Tim Read on the government's coronavirus response

From Brunswiki

Interview of Tim Read MP with Brunswick News

30 July 2020

John Ferguson in the Australian puts the blame for Victoria's coronavirus ordeal directly onto Daniel Andrews and his ministers.

Tim Read MP is a doctor with experience in infectious diseases, and is the Greens member of the Victorian parliament for Brunswick.

Who better than Tim Read to respond to Mr Ferguson's charges?

For a short answer, Tim's judgement is that the Ferguson piece is anti-Labor propaganda, in tone and in substance. It is "tribal", and that is no help just now. Indeed, I don't recall any substantial arguments from the article that I can put to Tim, it being more of a straight-out opinion piece than an investigation.

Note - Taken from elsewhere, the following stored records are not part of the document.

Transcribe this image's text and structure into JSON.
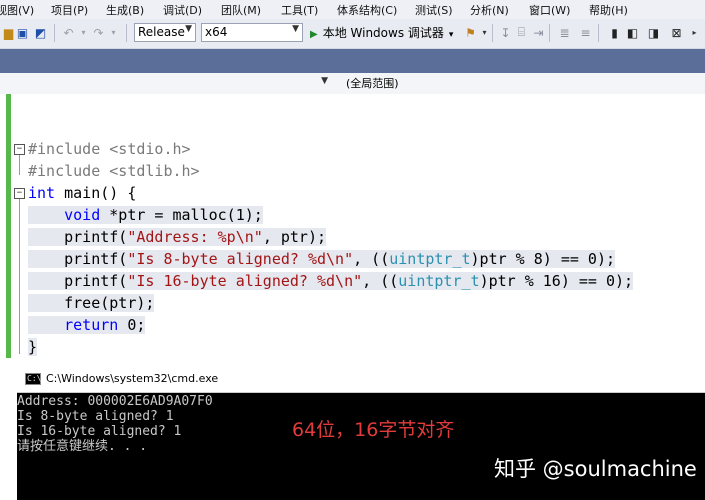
{
  "menu": {
    "items": [
      "视图(V)",
      "项目(P)",
      "生成(B)",
      "调试(D)",
      "团队(M)",
      "工具(T)",
      "体系结构(C)",
      "测试(S)",
      "分析(N)",
      "窗口(W)",
      "帮助(H)"
    ]
  },
  "toolbar": {
    "configuration": "Release",
    "platform": "x64",
    "run_label": "本地 Windows 调试器"
  },
  "navbar": {
    "scope": "(全局范围)"
  },
  "code": {
    "line1": "#include <stdio.h>",
    "line2": "#include <stdlib.h>",
    "line3_kw": "int",
    "line3_rest": " main() {",
    "line4_kw": "void",
    "line4_rest": " *ptr = malloc(1);",
    "line5_fn": "printf(",
    "line5_str": "\"Address: %p\\n\"",
    "line5_rest": ", ptr);",
    "line6_fn": "printf(",
    "line6_str": "\"Is 8-byte aligned? %d\\n\"",
    "line6_mid": ", ((",
    "line6_type": "uintptr_t",
    "line6_rest": ")ptr % 8) == 0);",
    "line7_fn": "printf(",
    "line7_str": "\"Is 16-byte aligned? %d\\n\"",
    "line7_mid": ", ((",
    "line7_type": "uintptr_t",
    "line7_rest": ")ptr % 16) == 0);",
    "line8": "free(ptr);",
    "line9_kw": "return",
    "line9_rest": " 0;",
    "line10": "}"
  },
  "console": {
    "title": "C:\\Windows\\system32\\cmd.exe",
    "lines": [
      "Address: 000002E6AD9A07F0",
      "Is 8-byte aligned? 1",
      "Is 16-byte aligned? 1",
      "请按任意键继续. . ."
    ],
    "annotation": "64位，16字节对齐",
    "watermark": "知乎 @soulmachine"
  },
  "colors": {
    "string": "#a31515",
    "keyword": "#0000ff",
    "type": "#2b91af",
    "preprocessor": "#7a7a7a",
    "change_bar": "#57b84a",
    "annotation": "#e23b3b"
  }
}
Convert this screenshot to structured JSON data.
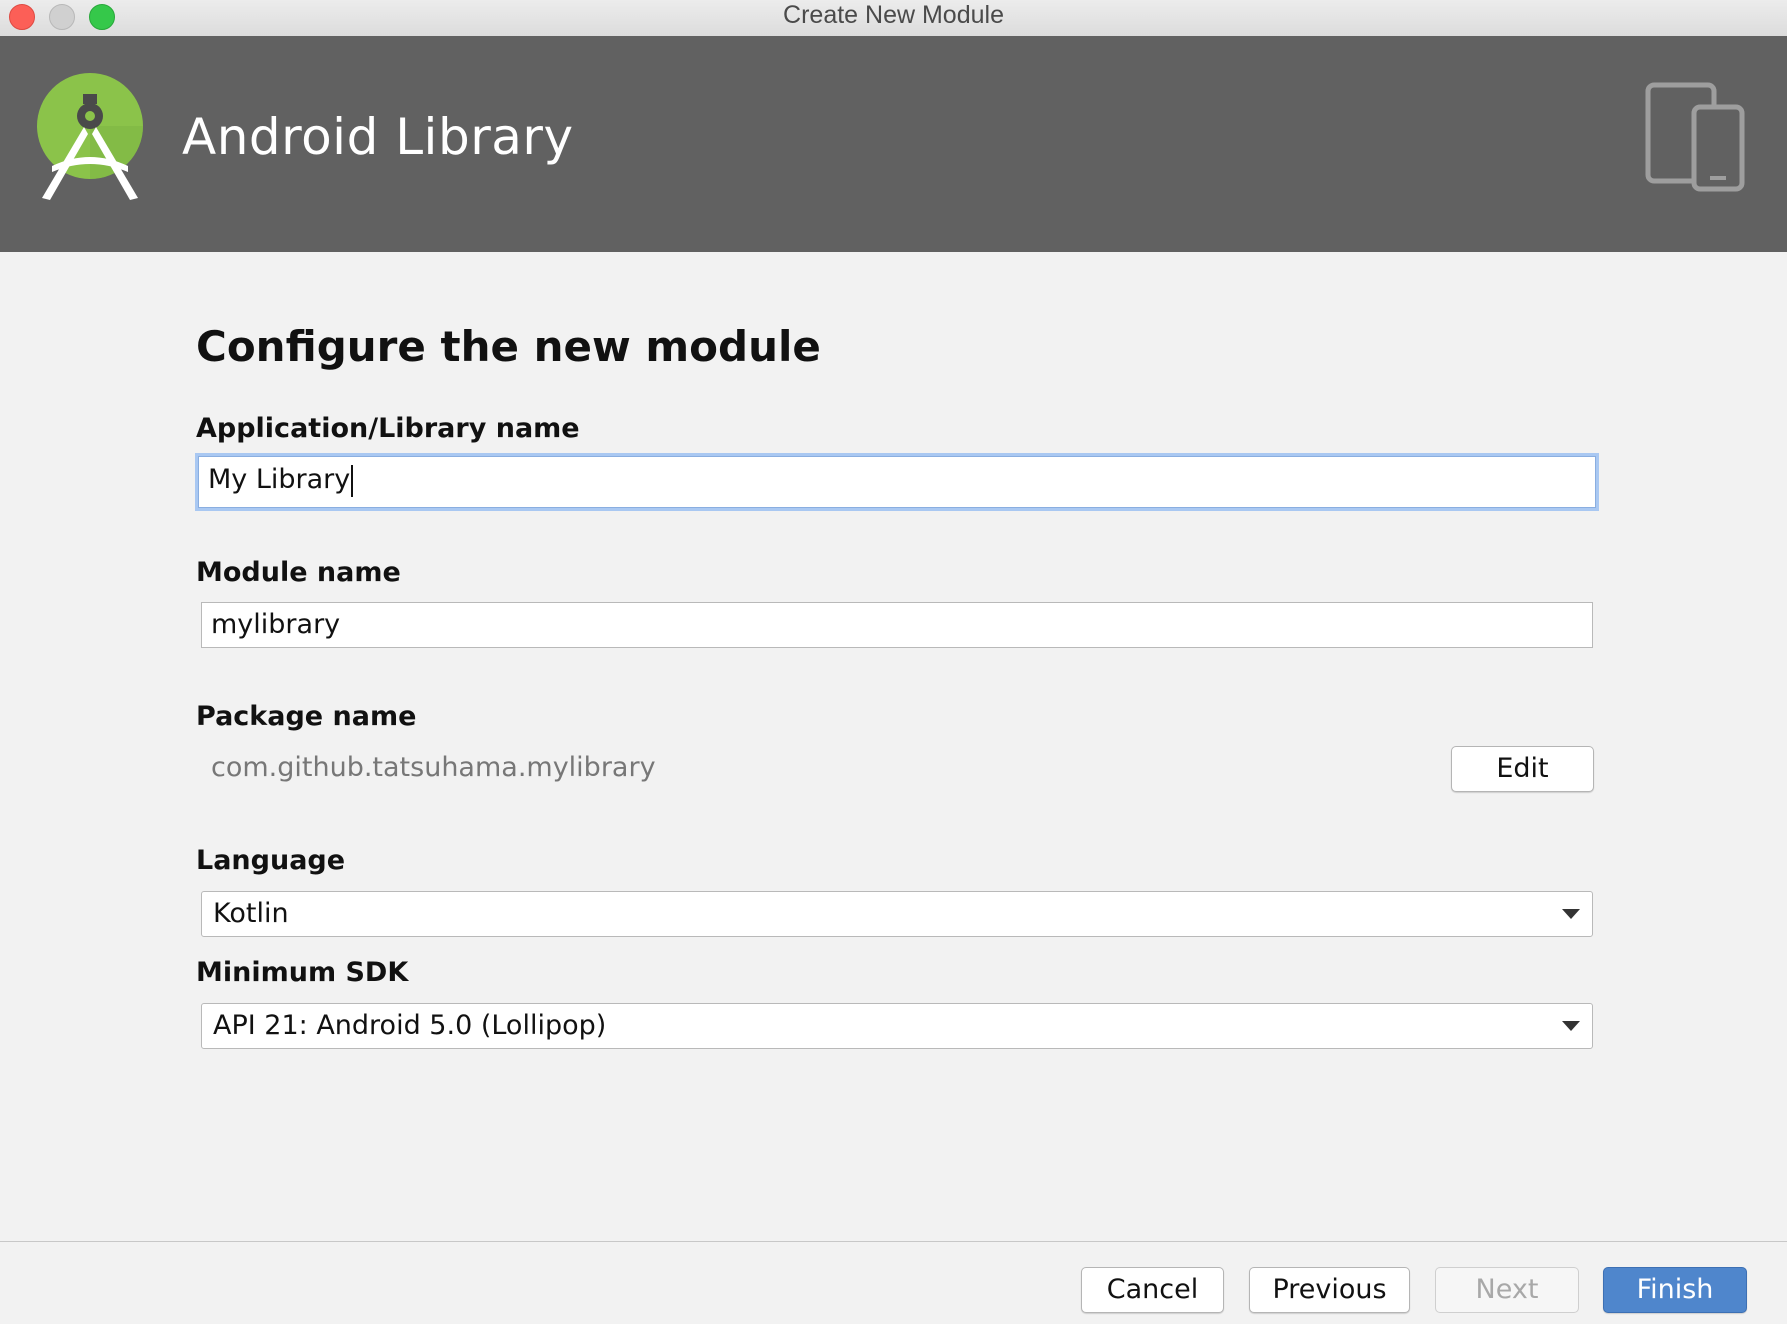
{
  "window": {
    "title": "Create New Module"
  },
  "header": {
    "title": "Android Library",
    "logo_icon": "android-studio-icon",
    "device_icon": "tablet-phone-icon"
  },
  "form": {
    "heading": "Configure the new module",
    "app_name": {
      "label": "Application/Library name",
      "value": "My Library"
    },
    "module_name": {
      "label": "Module name",
      "value": "mylibrary"
    },
    "package_name": {
      "label": "Package name",
      "value": "com.github.tatsuhama.mylibrary",
      "edit_label": "Edit"
    },
    "language": {
      "label": "Language",
      "selected": "Kotlin"
    },
    "min_sdk": {
      "label": "Minimum SDK",
      "selected": "API 21: Android 5.0 (Lollipop)"
    }
  },
  "footer": {
    "cancel": "Cancel",
    "previous": "Previous",
    "next": "Next",
    "finish": "Finish"
  },
  "colors": {
    "header_bg": "#616161",
    "primary_button": "#4f86cc",
    "focus_ring": "#a9c8f2",
    "logo_green": "#8bc34a"
  }
}
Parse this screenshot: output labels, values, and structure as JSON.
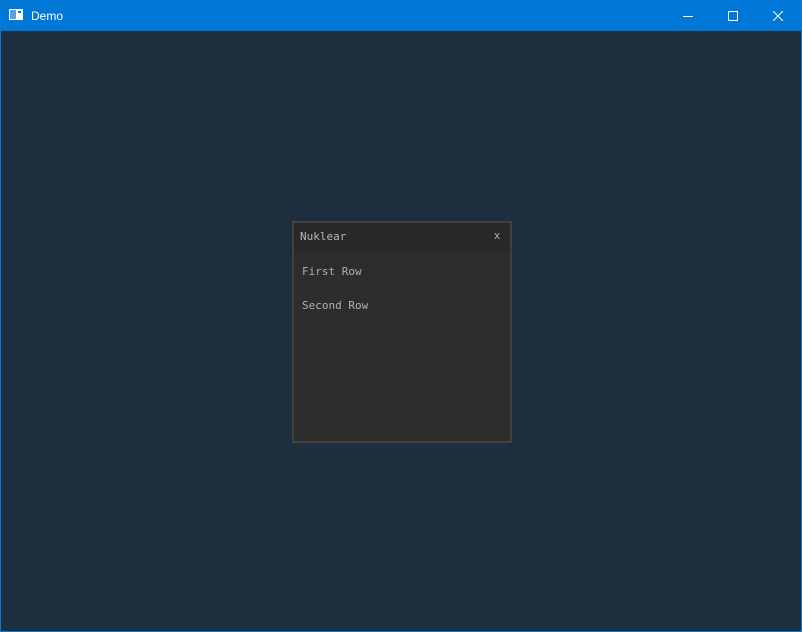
{
  "window": {
    "title": "Demo",
    "icon": "app-window-icon",
    "controls": {
      "minimize_icon": "minimize-icon",
      "maximize_icon": "maximize-icon",
      "close_icon": "close-icon"
    },
    "accent_color": "#0078d7",
    "background_color": "#1d2f3e"
  },
  "nuklear_panel": {
    "title": "Nuklear",
    "close_label": "x",
    "rows": [
      {
        "label": "First Row"
      },
      {
        "label": "Second Row"
      }
    ],
    "background_color": "#2d2d2d",
    "header_color": "#282828",
    "border_color": "#414141"
  }
}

Tim says that the coronavirus epidemic is a new type of problem and the only thing that could be guaranteed in advance is that mistakes would be made. When a mistake is made, it is hard to know where the decision came from - CHO, health minister or premier.

Over all, Tim says the state government seems to have done a reasonable job. He is not on the inside, and when mistakes occur, eg Cedar Meats, hotel quarantine, he is not the one to know who did what when. He urges (more) transparency, saying the state government can well afford it, having vast reserves of political capital. Tim expects the public to be charitable when things do not go smoothly as long as there is transparency from the government.

Here we have one point of difference with John Ferguson, on which time will tell, who says the public is on the point of turning on Andrews.

Tim says the government has been reasonably up-front and good at answering questions.

Previously he wrote that the government should not be making decisions behind closed doors. How has that turned out? Tim gives a "mixed review". He had hoped for a multiparty committee to keep up with what the government was doing. What they got was that this job was given to the existing PAEC committee, controlled by the government. It is useful, and unexpected questions are sometimes asked, which if they cannot be answered on the spot are answered within a certain time limit. As with any poltical forum, you might get point-scoring smoking gun questions, like who knew what when about Cedar Meats from Liberal members, and the ministers often give long-winded answers to consume the time available and prevent further questions being asked.

Cedar Meats was a case where the system could have done better.

MPs ask about our capacity and medical resources. How many ICU beds do we have? Is there enough PPE? Do we need to set up negative pressure in corona virus wards (preventing any airborne virus particles from escaping)?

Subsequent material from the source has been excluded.